直人の本棚
はじめての語彙力えほん

はじめての語彙力えほん

金田一秀穂 日本図書センター 2026年4月17日

感想

孫の教育に役立つかと思い、手に取ってみた一冊だ。ことわざや慣用句、四字熟語といった古典的な表現を、イラスト付きで154語紹介する絵本である。 率直に言えば、可もなく不可もない。対象年齢が5歳以上ということで、子どもむけの啓発書として見れば及第点だろう。ことばの意味をビジュアルで理解させる工夫は評価できる。ただ、親世代の私が読んでも、これといった新しい発見や深い洞察はない。単純な言葉の辞書的説明に止まっているという印象が拭えない。 気になった点としては、掲載されている表現の選定基準がやや曖昧に感じられることだ。子どもに必要な語彙とそうでないものが、うまく分別されているのか疑問の余地がある。

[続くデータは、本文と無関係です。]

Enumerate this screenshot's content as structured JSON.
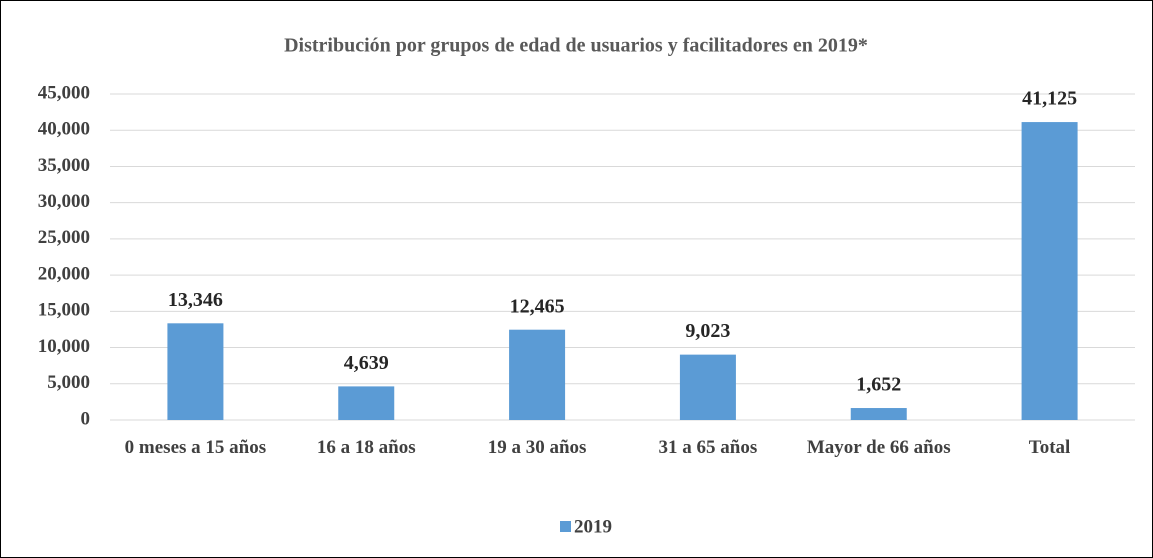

また、ことわざ一つをとっても、その背景にある文化的・歴史的な文脈まで踏み込んだ解説があれば、より学習効果は高まったはずだ。 同様の趣旨の本は世に多くあるが、本書が他と比べて特に秀でているとは言いがたい。孫への贈り物として実用的には機能するだろうが、読書の醍醐味を感じるには物足りない作品である。